A inteligência artificial já é uma ferramenta que está sobrecarregando a escala e a eficiência de criminosos cibernéticos e estados hostis, com avisos de que isso pode se estender à atividade terrorista nos próximos anos.
Jarvis disse que o governo está analisando como a Grã -Bretanha usa a tecnologia como a IA para “explorar a nossa vantagem”, reconhecendo uma “corrida armamentista” na “taxa extraordinária de avanço tecnológico” em ameaças modernas.
A questão da Índia
A grande maioria das ameaças cibernéticas da Grã -Bretanha vem da Rússia, seja de sua capacidade estadual ou de suas gangues criminosas alinhadas que realizam ataques contra alvos no exterior. As ameaças também são colocadas pelos outros três dos adversários internacionais “Big Four” do Reino Unido: Irã, China e Coréia do Norte.
No entanto, os últimos anos viram preocupações internacionais levantadas com o surgimento da capacidade de hackers de indivíduos e grupos baseados em países que são aliados da Grã -Bretanha. Eles são frequentemente chamados de empresas “hacke-for-hir” que oferecem seus serviços internacionalmente, com exemplos notáveis baseados no exterior, inclusive na Índia.

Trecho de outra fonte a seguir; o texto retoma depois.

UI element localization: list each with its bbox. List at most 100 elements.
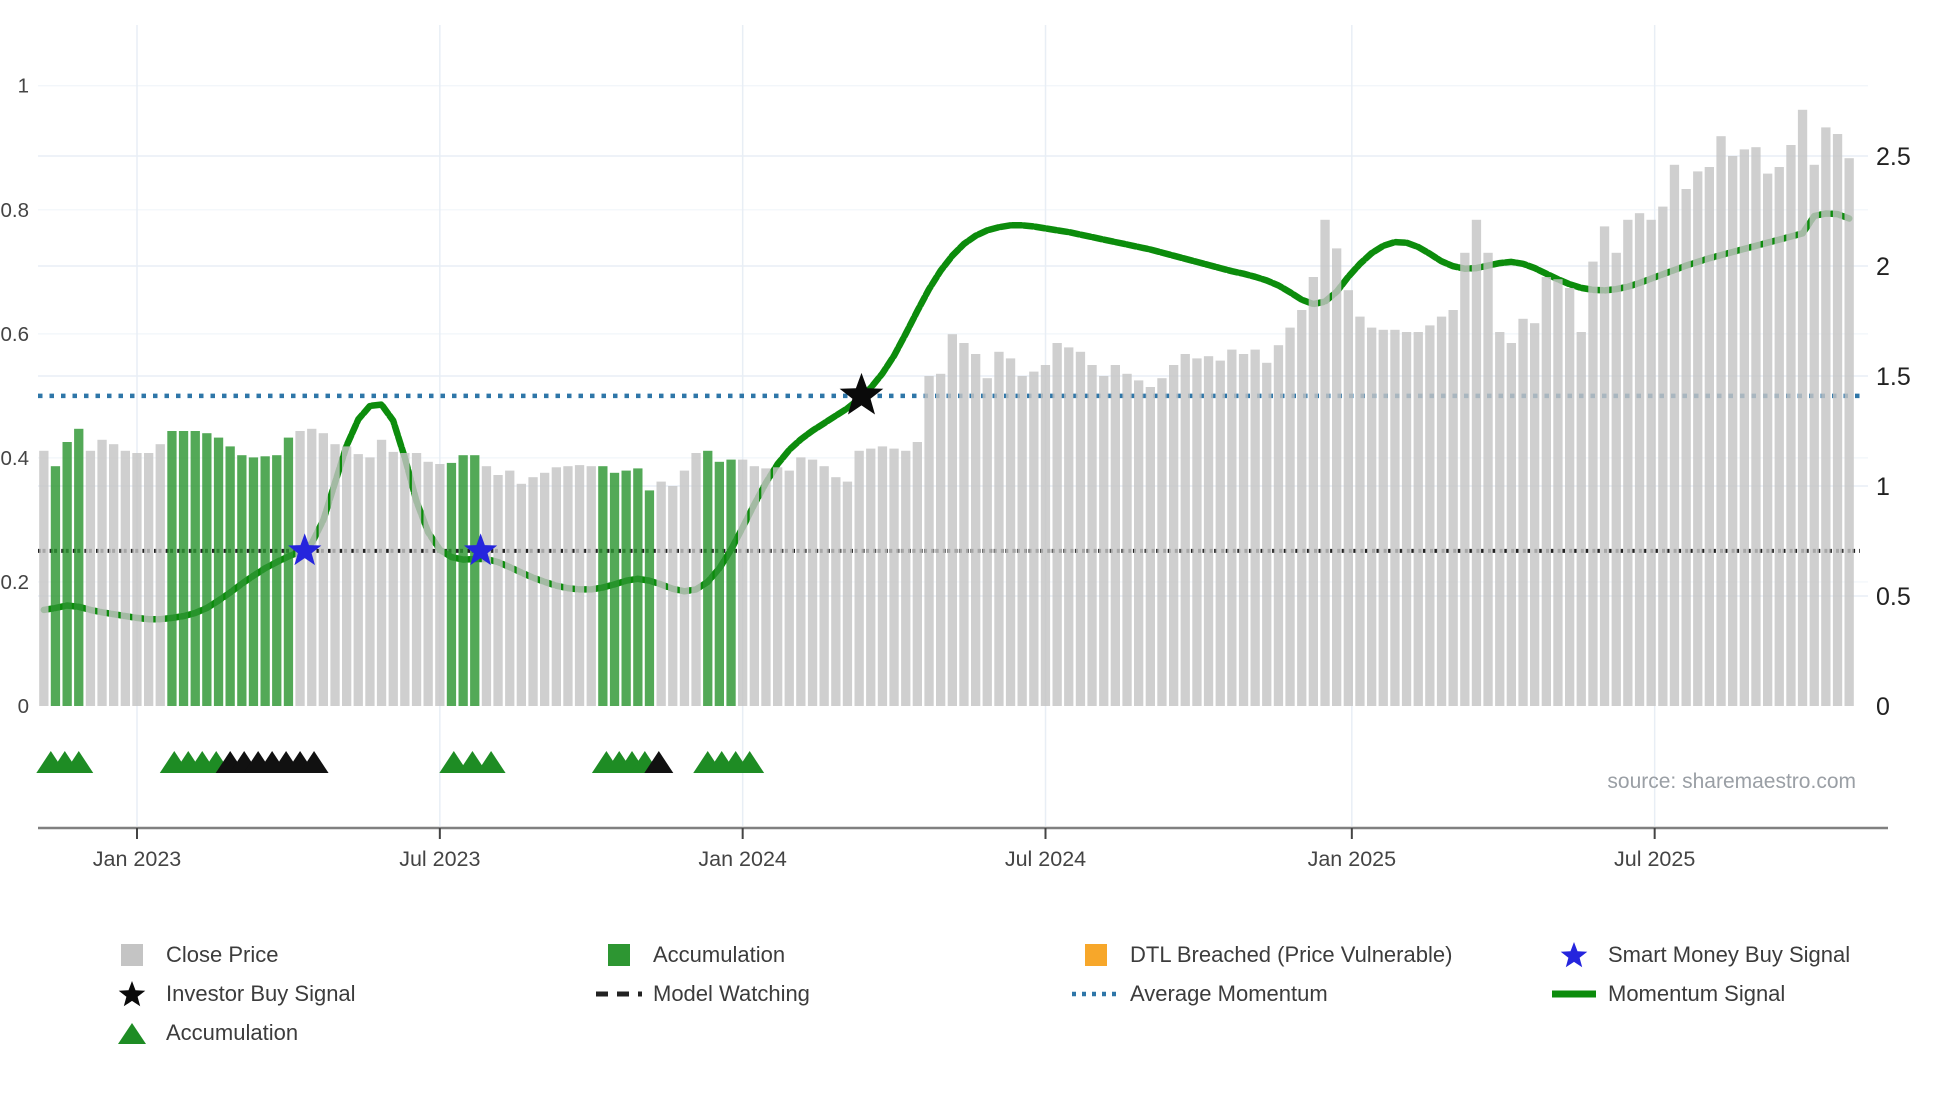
close-price-bar bbox=[877, 446, 888, 706]
close-price-bar bbox=[1122, 373, 1132, 706]
legend-item-model-watching: Model Watching bbox=[593, 981, 810, 1007]
close-price-bar bbox=[1075, 351, 1086, 706]
close-price-bar bbox=[1157, 378, 1167, 706]
close-price-bar bbox=[528, 477, 538, 706]
close-price-bar bbox=[1064, 347, 1074, 706]
close-price-bar bbox=[505, 470, 515, 706]
close-price-bar bbox=[1203, 356, 1214, 706]
legend-item-average-momentum: Average Momentum bbox=[1070, 981, 1452, 1007]
close-price-bar bbox=[376, 439, 387, 706]
accumulation-bar bbox=[225, 446, 235, 706]
close-price-bar bbox=[773, 467, 783, 706]
close-price-bar bbox=[574, 465, 585, 706]
legend-star-icon bbox=[1560, 942, 1588, 968]
close-price-bar bbox=[668, 486, 678, 706]
legend-square-swatch bbox=[608, 944, 630, 966]
close-price-bar bbox=[854, 450, 864, 706]
close-price-bar bbox=[1052, 343, 1062, 706]
accumulation-bar bbox=[190, 431, 200, 706]
close-price-bar bbox=[1623, 219, 1633, 707]
close-price-bar bbox=[109, 444, 119, 706]
accumulation-bar bbox=[283, 437, 294, 706]
legend-item-accumulation-triangle: Accumulation bbox=[106, 1020, 356, 1046]
close-price-bar bbox=[842, 481, 853, 706]
legend-item-smart-money-buy-signal: Smart Money Buy Signal bbox=[1548, 942, 1850, 968]
close-price-bar bbox=[1518, 318, 1528, 706]
close-price-bar bbox=[342, 446, 352, 706]
close-price-bar bbox=[679, 470, 690, 706]
close-price-bar bbox=[1774, 167, 1784, 706]
close-price-bar bbox=[784, 470, 794, 706]
close-price-bar bbox=[563, 466, 573, 706]
close-price-bar bbox=[1192, 358, 1202, 706]
legend-item-close-price: Close Price bbox=[106, 942, 356, 968]
close-price-bar bbox=[1681, 189, 1691, 706]
legend-item-accumulation-bar: Accumulation bbox=[593, 942, 810, 968]
accumulation-bar bbox=[703, 450, 713, 706]
legend-column: DTL Breached (Price Vulnerable) Average M… bbox=[1070, 942, 1452, 1007]
close-price-bar bbox=[924, 376, 934, 706]
legend-item-investor-buy-signal: Investor Buy Signal bbox=[106, 981, 356, 1007]
right-tick-label: 0 bbox=[1876, 693, 1890, 721]
accumulation-bar bbox=[621, 470, 631, 706]
accumulation-bar bbox=[213, 437, 224, 706]
x-tick-label: Jan 2024 bbox=[698, 847, 787, 871]
close-price-bar bbox=[1739, 149, 1749, 706]
close-price-bar bbox=[1332, 248, 1342, 706]
close-price-bar bbox=[551, 467, 561, 706]
legend-label: Momentum Signal bbox=[1608, 981, 1786, 1006]
close-price-bar bbox=[1343, 290, 1353, 706]
close-price-bar bbox=[1029, 371, 1039, 706]
close-price-bar bbox=[144, 453, 154, 706]
close-price-bar bbox=[1669, 164, 1680, 707]
left-tick-label: 0.2 bbox=[1, 571, 30, 594]
accumulation-bar bbox=[609, 472, 620, 706]
accumulation-bar bbox=[598, 466, 608, 706]
close-price-bar bbox=[132, 453, 142, 706]
close-price-bar bbox=[1215, 360, 1225, 706]
close-price-bar bbox=[39, 450, 49, 706]
legend-label: DTL Breached (Price Vulnerable) bbox=[1130, 942, 1453, 967]
close-price-bar bbox=[1390, 329, 1400, 706]
x-tick-label: Jan 2023 bbox=[93, 847, 182, 871]
accumulation-bar bbox=[470, 455, 480, 706]
close-price-bar bbox=[1005, 358, 1016, 706]
close-price-bar bbox=[295, 431, 305, 706]
y-axis-right-labels: 0 0.5 1 1.5 2 2.5 bbox=[1876, 143, 1911, 721]
close-price-bar bbox=[982, 378, 992, 706]
close-price-bar bbox=[1110, 365, 1120, 706]
close-price-bar bbox=[1250, 349, 1260, 706]
legend-item-dtl-breached: DTL Breached (Price Vulnerable) bbox=[1070, 942, 1452, 968]
close-price-bar bbox=[1425, 325, 1435, 706]
source-note: source: sharemaestro.com bbox=[1607, 770, 1856, 793]
close-price-bar bbox=[1238, 354, 1249, 706]
close-price-bar bbox=[481, 466, 492, 706]
right-tick-label: 2 bbox=[1876, 253, 1890, 281]
chart-page: Jan 2023 Jul 2023 Jan 2024 Jul 2024 Jan 2025… bbox=[0, 0, 1960, 1102]
close-price-bar bbox=[1763, 173, 1773, 707]
close-price-bar bbox=[1483, 252, 1493, 707]
close-price-bar bbox=[120, 450, 130, 706]
close-price-bar bbox=[1541, 277, 1551, 706]
close-price-bar bbox=[1262, 362, 1272, 706]
legend-item-momentum-signal: Momentum Signal bbox=[1548, 981, 1850, 1007]
accumulation-bar bbox=[178, 431, 189, 706]
left-tick-label: 1 bbox=[18, 75, 29, 98]
close-price-bar bbox=[1576, 332, 1586, 706]
legend-star-icon bbox=[118, 981, 146, 1007]
close-price-bar bbox=[656, 481, 666, 706]
x-tick-label: Jul 2025 bbox=[1614, 847, 1695, 871]
close-price-bar bbox=[1844, 158, 1854, 706]
close-price-bar bbox=[1588, 261, 1598, 706]
close-price-bar bbox=[901, 450, 911, 706]
legend-label: Accumulation bbox=[653, 942, 786, 967]
accumulation-bar bbox=[714, 461, 724, 706]
accumulation-bar bbox=[202, 433, 212, 706]
close-price-bar bbox=[1169, 365, 1179, 706]
close-price-bar bbox=[1413, 332, 1423, 706]
close-price-bar bbox=[1611, 252, 1621, 707]
accumulation-bar bbox=[633, 468, 643, 706]
right-tick-label: 2.5 bbox=[1876, 143, 1911, 171]
close-price-bar bbox=[831, 477, 841, 706]
close-price-bar bbox=[1646, 219, 1656, 707]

O governo do primeiro-ministro indiano Narendra Modi-que está visitando o Reino Unido para uma visita de quatro dias-foi criticada em 2021 por alegações de hackers e vigilância por telefone ligados a uma empresa de spyware israelense.
Questionado sobre o que o Reino Unido estava fazendo para combater hackers originários em países como a Índia, Jarvis disse a Politico que o Reino Unido tem uma “relação de trabalho muito boa e próxima com a Índia” e os ministros do Reino Unido estão trabalhando em estreita colaboração com funcionários, incluindo o consultor de segurança nacional da Índia, para garantir que as abordagens dos dois países estejam “alinhadas para reprimir atividades fraudulentas onde acontecem em qualquer um dos dois países ou o que está” alinhado para reprimir a atividade fraudulenta, onde isso acontecerá em qualquer um dos dois países.
“Temos um relacionamento de segurança bom, forte e construtivo com a Índia”, disse ele, acrescentando: “Continuaremos a investir nesse relacionamento a longo prazo, porque achamos que isso serve bem ao seu interesse nacional e seu interesse nacional”.